Exploit remarquable, Les rivières pourpres 2 arrive à être encore plus nul que son prédécesseur.
L’intrigue « vaguement religieuse » n’a aucun intérêt (d’ailleurs, les fameux spécialistes confondent moine et prêtre à longueur de dialogues) et les invraisemblances s’enchaînent à une rythme soutenu sans que jamais une explication plausible ne soit donnée.
Vous saviez que dans les années 40, un sérum avait été inventé qui donnait l’agilité des Yamakasi ?
Les dialogues sont d’une bêtise consternante ! Exemple ?
Les deux héros trouvent un passage dans le clocher d’un monastère qui les mène directement… dans les souterrains de la ligne Maginot…
Réaction de la spécialiste en religion avec qui ils sont en contact radio : « Donc, il y a lien entre le monastère et la ligne Maginot ! »
Ben tiens, belle déduction !
Quant au final, il est bâclé en trois minutes avec un piège à la Indiana Jones qui doit faire mourir de rire Harrison Ford.
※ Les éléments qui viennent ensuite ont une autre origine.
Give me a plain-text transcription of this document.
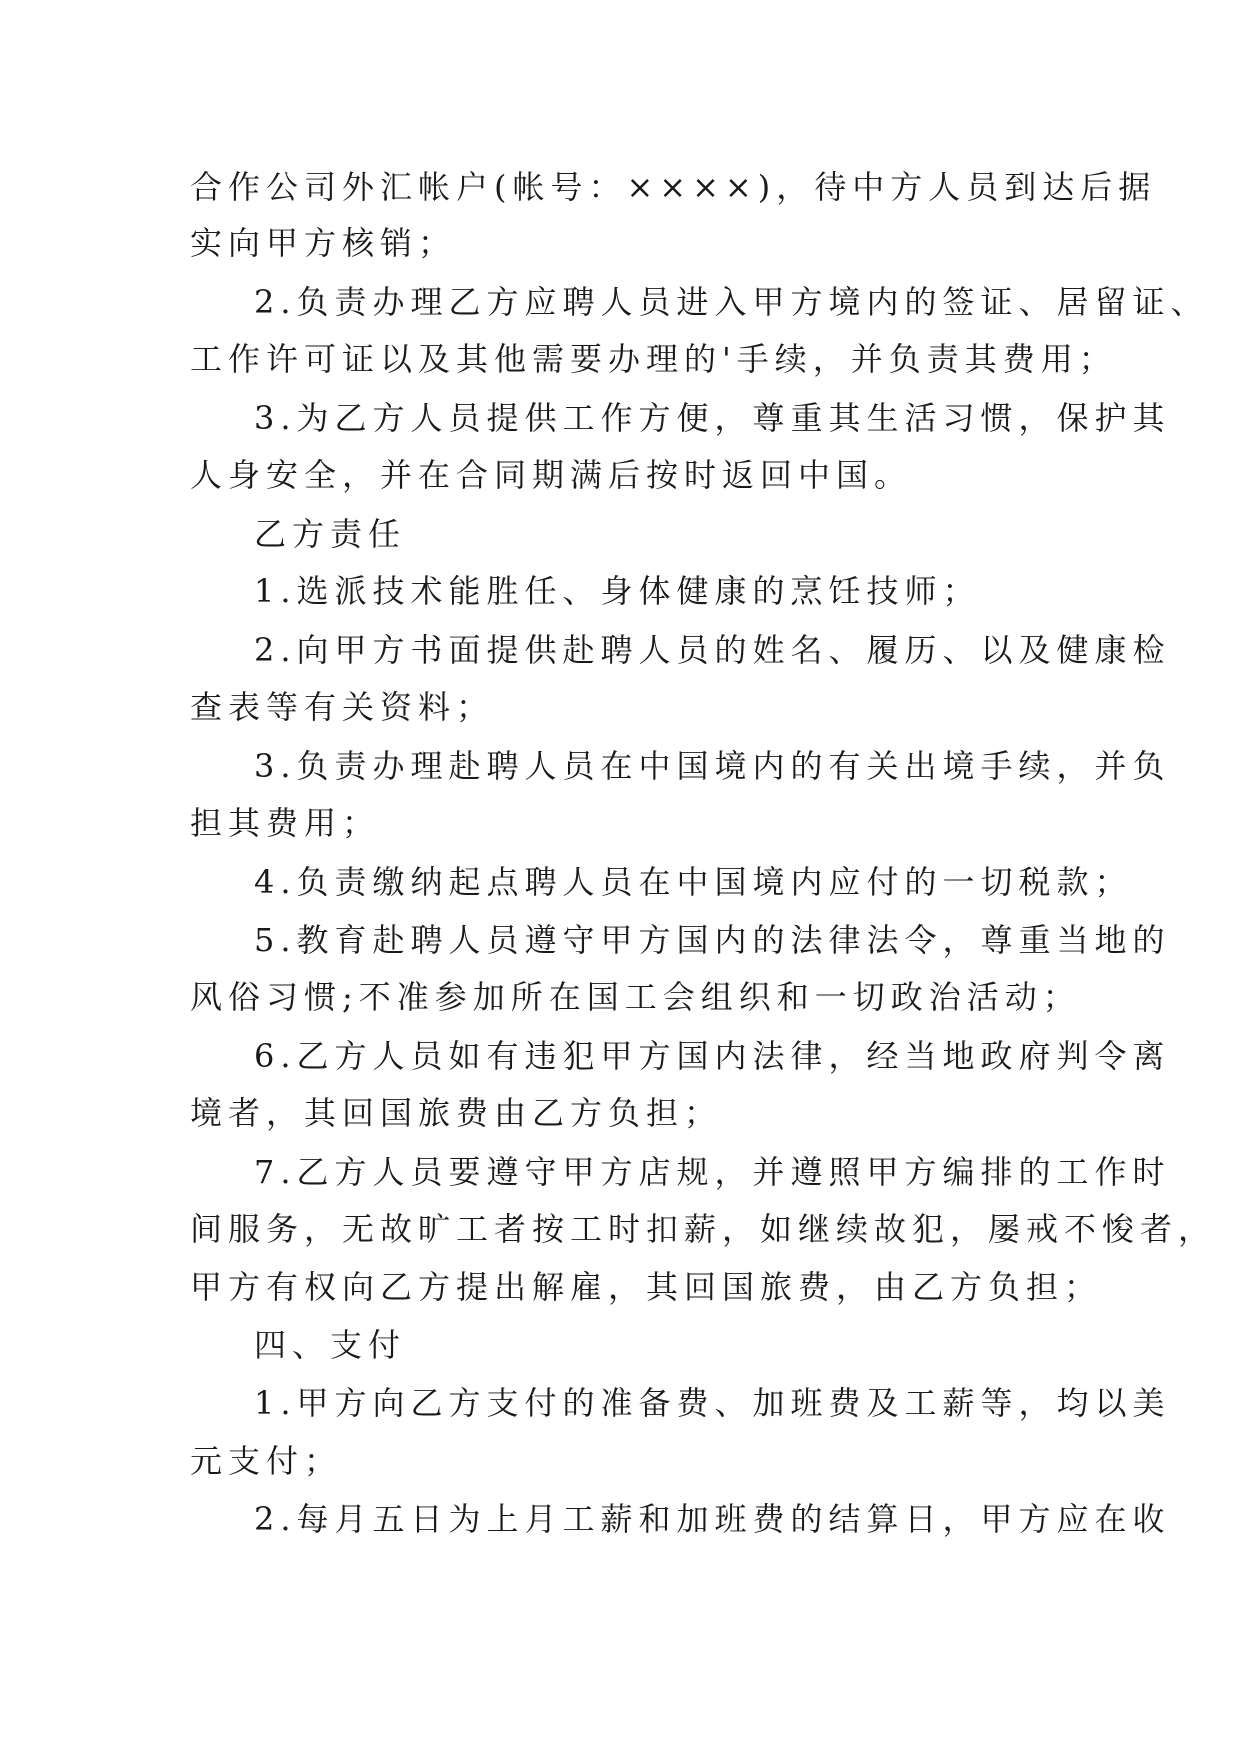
合作公司外汇帐户(帐号：××××)，待中方人员到达后据
实向甲方核销；
2.负责办理乙方应聘人员进入甲方境内的签证、居留证、
工作许可证以及其他需要办理的'手续，并负责其费用；
3.为乙方人员提供工作方便，尊重其生活习惯，保护其
人身安全，并在合同期满后按时返回中国。
乙方责任
1.选派技术能胜任、身体健康的烹饪技师；
2.向甲方书面提供赴聘人员的姓名、履历、以及健康检
查表等有关资料；
3.负责办理赴聘人员在中国境内的有关出境手续，并负
担其费用；
4.负责缴纳起点聘人员在中国境内应付的一切税款；
5.教育赴聘人员遵守甲方国内的法律法令，尊重当地的
风俗习惯;不准参加所在国工会组织和一切政治活动；
6.乙方人员如有违犯甲方国内法律，经当地政府判令离
境者，其回国旅费由乙方负担；
7.乙方人员要遵守甲方店规，并遵照甲方编排的工作时
间服务，无故旷工者按工时扣薪，如继续故犯，屡戒不悛者，
甲方有权向乙方提出解雇，其回国旅费，由乙方负担；
四、支付
1.甲方向乙方支付的准备费、加班费及工薪等，均以美
元支付；
2.每月五日为上月工薪和加班费的结算日，甲方应在收
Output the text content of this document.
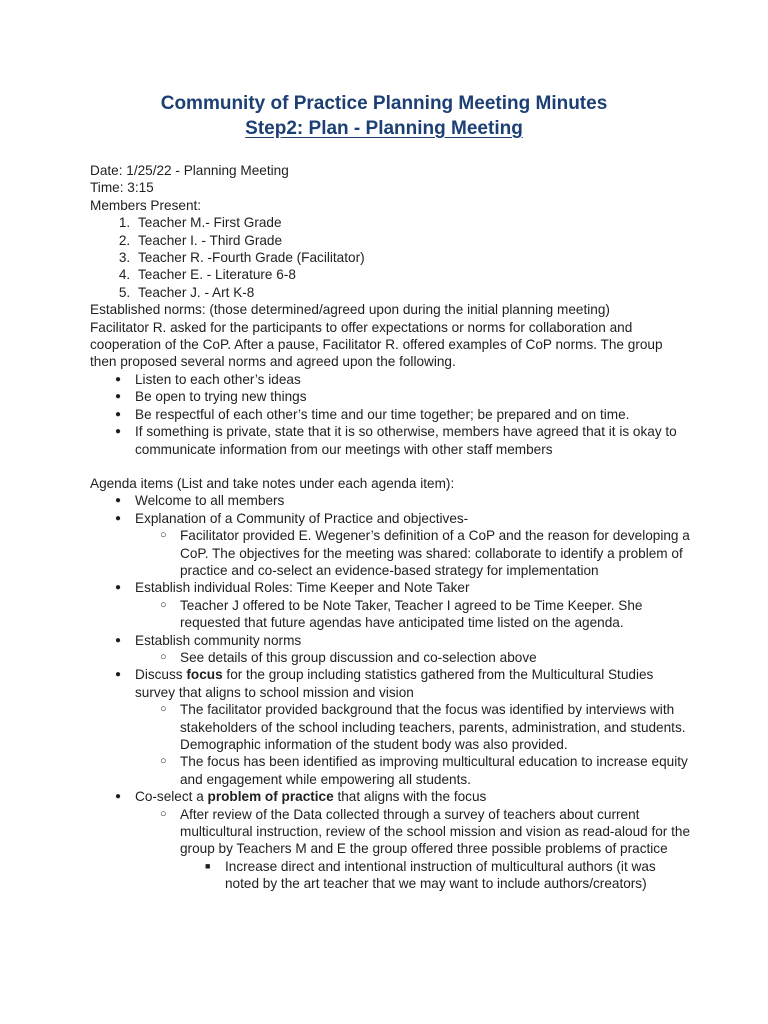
Community of Practice Planning Meeting Minutes
Step2: Plan - Planning Meeting
Date: 1/25/22 - Planning Meeting
Time: 3:15
Members Present:
1. Teacher M.- First Grade
2. Teacher I. - Third Grade
3. Teacher R. -Fourth Grade (Facilitator)
4. Teacher E. - Literature 6-8
5. Teacher J. - Art K-8
Established norms: (those determined/agreed upon during the initial planning meeting)
Facilitator R. asked for the participants to offer expectations or norms for collaboration and cooperation of the CoP. After a pause, Facilitator R. offered examples of CoP norms. The group then proposed several norms and agreed upon the following.
● Listen to each other’s ideas
● Be open to trying new things
● Be respectful of each other’s time and our time together; be prepared and on time.
● If something is private, state that it is so otherwise, members have agreed that it is okay to communicate information from our meetings with other staff members
Agenda items (List and take notes under each agenda item):
● Welcome to all members
● Explanation of a Community of Practice and objectives-
○ Facilitator provided E. Wegener’s definition of a CoP and the reason for developing a CoP. The objectives for the meeting was shared: collaborate to identify a problem of practice and co-select an evidence-based strategy for implementation
● Establish individual Roles: Time Keeper and Note Taker
○ Teacher J offered to be Note Taker, Teacher I agreed to be Time Keeper. She requested that future agendas have anticipated time listed on the agenda.
● Establish community norms
○ See details of this group discussion and co-selection above
● Discuss focus for the group including statistics gathered from the Multicultural Studies survey that aligns to school mission and vision
○ The facilitator provided background that the focus was identified by interviews with stakeholders of the school including teachers, parents, administration, and students. Demographic information of the student body was also provided.
○ The focus has been identified as improving multicultural education to increase equity and engagement while empowering all students.
● Co-select a problem of practice that aligns with the focus
○ After review of the Data collected through a survey of teachers about current multicultural instruction, review of the school mission and vision as read-aloud for the group by Teachers M and E the group offered three possible problems of practice
■ Increase direct and intentional instruction of multicultural authors (it was noted by the art teacher that we may want to include authors/creators)
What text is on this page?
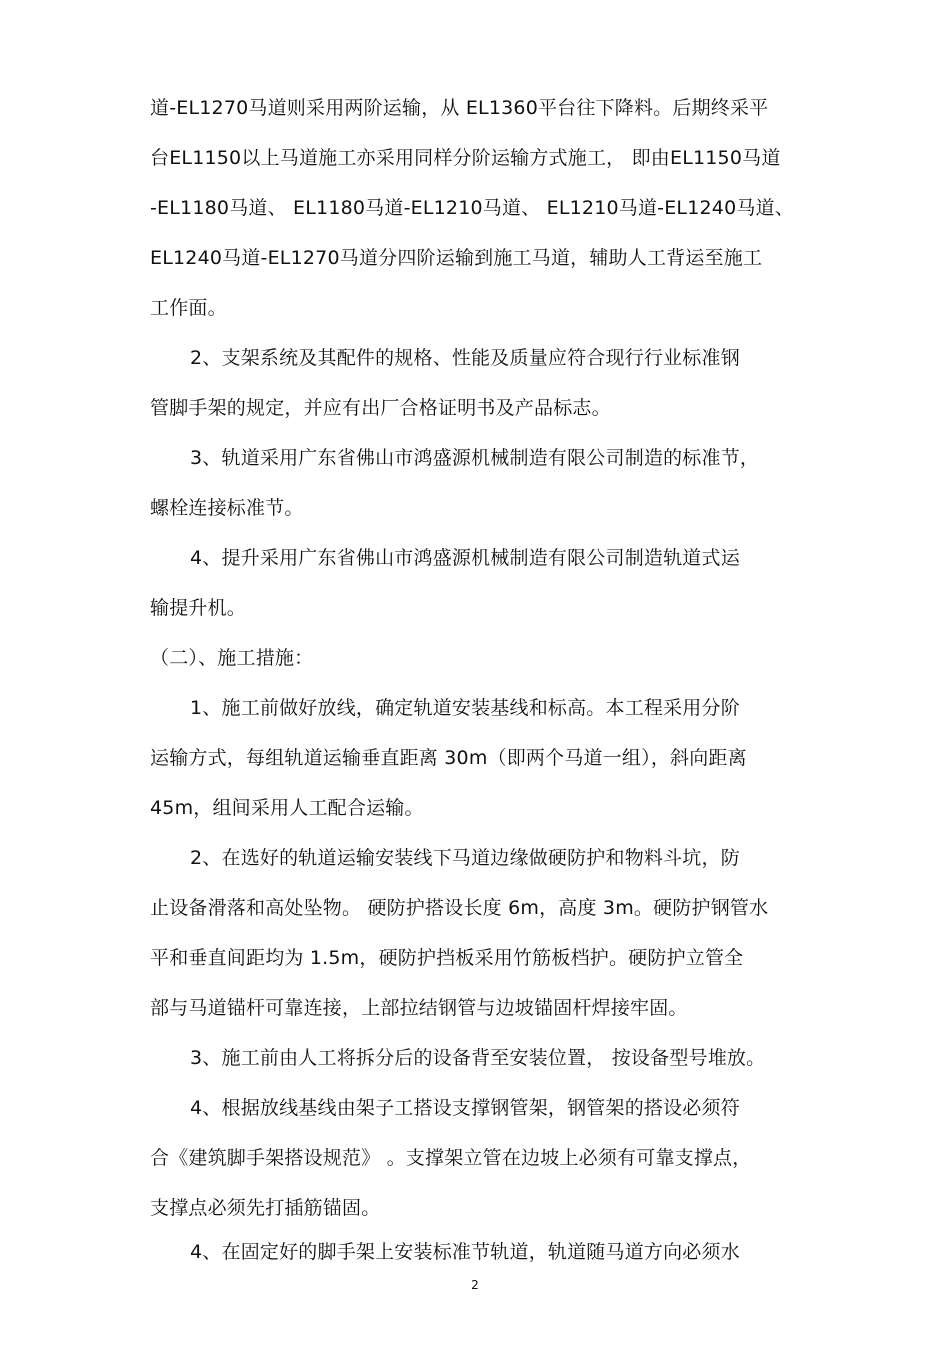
道-EL1270马道则采用两阶运输，从 EL1360平台往下降料。后期终采平
台EL1150以上马道施工亦采用同样分阶运输方式施工， 即由EL1150马道
-EL1180马道、 EL1180马道-EL1210马道、 EL1210马道-EL1240马道、
EL1240马道-EL1270马道分四阶运输到施工马道，辅助人工背运至施工
工作面。
2、支架系统及其配件的规格、性能及质量应符合现行行业标准钢
管脚手架的规定，并应有出厂合格证明书及产品标志。
3、轨道采用广东省佛山市鸿盛源机械制造有限公司制造的标准节，
螺栓连接标准节。
4、提升采用广东省佛山市鸿盛源机械制造有限公司制造轨道式运
输提升机。
（二）、施工措施：
1、施工前做好放线，确定轨道安装基线和标高。本工程采用分阶
运输方式，每组轨道运输垂直距离 30m（即两个马道一组），斜向距离
45m，组间采用人工配合运输。
2、在选好的轨道运输安装线下马道边缘做硬防护和物料斗坑，防
止设备滑落和高处坠物。 硬防护搭设长度 6m，高度 3m。硬防护钢管水
平和垂直间距均为 1.5m，硬防护挡板采用竹筋板档护。硬防护立管全
部与马道锚杆可靠连接，上部拉结钢管与边坡锚固杆焊接牢固。
3、施工前由人工将拆分后的设备背至安装位置， 按设备型号堆放。
4、根据放线基线由架子工搭设支撑钢管架，钢管架的搭设必须符
合《建筑脚手架搭设规范》 。支撑架立管在边坡上必须有可靠支撑点，
支撑点必须先打插筋锚固。
4、在固定好的脚手架上安装标准节轨道，轨道随马道方向必须水
2
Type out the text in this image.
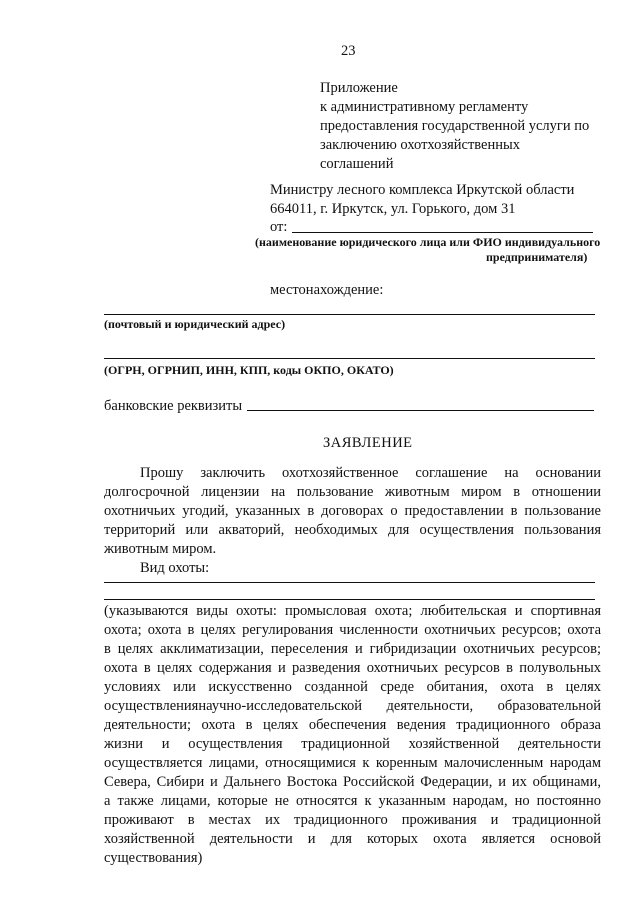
23
Приложение
к административному регламенту
предоставления государственной услуги по
заключению охотхозяйственных
соглашений
Министру лесного комплекса Иркутской области
664011, г. Иркутск, ул. Горького, дом 31
от:
(наименование юридического лица или ФИО индивидуального
предпринимателя)
местонахождение:
(почтовый и юридический адрес)
(ОГРН, ОГРНИП, ИНН, КПП, коды ОКПО, ОКАТО)
банковские реквизиты
ЗАЯВЛЕНИЕ
Прошу заключить охотхозяйственное соглашение на основании
долгосрочной лицензии на пользование животным миром в отношении
охотничьих угодий, указанных в договорах о предоставлении в пользование
территорий или акваторий, необходимых для осуществления пользования
животным миром.
Вид охоты:
(указываются виды охоты: промысловая охота; любительская и спортивная
охота; охота в целях регулирования численности охотничьих ресурсов; охота
в целях акклиматизации, переселения и гибридизации охотничьих ресурсов;
охота в целях содержания и разведения охотничьих ресурсов в полувольных
условиях или искусственно созданной среде обитания, охота в целях
осуществлениянаучно-исследовательской деятельности, образовательной
деятельности; охота в целях обеспечения ведения традиционного образа
жизни и осуществления традиционной хозяйственной деятельности
осуществляется лицами, относящимися к коренным малочисленным народам
Севера, Сибири и Дальнего Востока Российской Федерации, и их общинами,
а также лицами, которые не относятся к указанным народам, но постоянно
проживают в местах их традиционного проживания и традиционной
хозяйственной деятельности и для которых охота является основой
существования)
Quelle tristesse de voir Christopher Lee embarqué dans cette galère qui prend l’eau de toute part sous le regard endormi de Jean Reno et la mâchoire crispée de Benoît Magimel.
Et ce n’est pas la mise en scène qui les sauvera du naufrage. Avec son montage saccadé et ses belles images sur et sous exposées, elle rappelle les mauvais clips vidéos des années 80 !
Si vous voulez passer une bonne soirée, relisez plutôt Les moines rouges, une vieille bande dessinée tirée de la série Gil Jourdan. Côté ambiance, il y a comme un air de ressemblance et l’intrigue valait beaucoup mieux que ce salmigondis à la sauce apocalyptique.